The noises from the world beyond our shitty apartment were my only company, and I dreamed every night of the day that I would be able to experience them for myself.

I wanted to hear the sounds of life, breathe the smog filled air, smell the bakeries and cheesesteak delis, and feel the sidewalks under my feet.

I just never knew it would happen before I was a grown man.

I never in all my daydreams imagined that the fire I was so enthralled with would be my salvation, and turn me into what I am today.

It was a quiet night, and I was ten years old.

The sounds of mom’s latest fuck boy drilling her into the bed on the other side of the wall from my room were silent.

It was so peaceful that I could hear the rats behind the plaster, scurrying around, looking for food, starving as I was.

The only thing I could smell was the acidic odor of her black tar burning in the old metal spoon she kept in her bra like a fucking treasure.

Why she heated it before shoving it in her veins was weird and beyond me, but whatever.

She was fucking weird, at least she became that way after the drugs fried her last living brain cell.

As I drifted off to sleep, my stomach grumbling from days without anything in it except my own spit, the serenity of the night was broken.

The scent in my nostrils of sizzling heroin turned deeper, hotter, and thicker.

It was smoke.

Black smoke wafted in under my closed door, then sucked itself back out, like a snake’s tongue flicking in and out of its mouth, tasting the air.

My old bed creaked as I climbed off it, my little bare feet feeling the unusual warmth of the wooden floor under them as I slowly walked to the door and reached out for the knob.

It was hot to the touch, and it burned my hand, yet I still tried to turn it, finding it locked, as always.

All those fantasies of people burning alive, and that’s how I’m going to die.

“Well, come on and take me!”

I screamed at the smoke as it puffed in and out at my toes, heating the knob more, creaking against the door.

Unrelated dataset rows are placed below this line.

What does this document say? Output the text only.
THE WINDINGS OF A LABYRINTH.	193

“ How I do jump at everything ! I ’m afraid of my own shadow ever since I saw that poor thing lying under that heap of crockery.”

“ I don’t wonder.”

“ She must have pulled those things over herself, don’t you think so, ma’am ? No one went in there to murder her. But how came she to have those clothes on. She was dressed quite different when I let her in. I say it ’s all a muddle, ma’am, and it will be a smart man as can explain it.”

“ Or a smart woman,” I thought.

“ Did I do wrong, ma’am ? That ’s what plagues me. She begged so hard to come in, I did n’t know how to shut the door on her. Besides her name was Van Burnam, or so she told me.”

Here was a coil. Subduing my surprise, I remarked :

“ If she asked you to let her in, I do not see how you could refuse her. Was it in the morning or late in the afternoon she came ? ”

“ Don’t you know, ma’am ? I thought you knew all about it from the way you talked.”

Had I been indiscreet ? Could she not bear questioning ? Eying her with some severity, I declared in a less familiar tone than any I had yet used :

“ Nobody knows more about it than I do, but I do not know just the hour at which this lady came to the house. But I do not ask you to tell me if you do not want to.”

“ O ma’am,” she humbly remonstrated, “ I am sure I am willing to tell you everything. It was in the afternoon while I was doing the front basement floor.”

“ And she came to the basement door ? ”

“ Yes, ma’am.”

The screeching of the sirens pulling up outside were nothing compared to the sounds of the fire trying to bust down my door.

It hissed and screamed as the wood turned black and bowed inwards.

I backed away from it on instinct, but it did nothing to protect me when the barrier broke away and the flames flew in.

“No!”

The one pained and panicked word from me was all I got out before the large man in a yellow suit with a mask on his face burst into the room and grabbed me.

With a shattering of the lead glass, he busted out the window behind me with an axe and threw us from the empty hole in the wall to the hard sidewalk below as he shouted to me.

“I’ve got you little man.”

The fire licked me that night, it tasted me, and in the process, it passed its evil to me. I haven’t been the same since.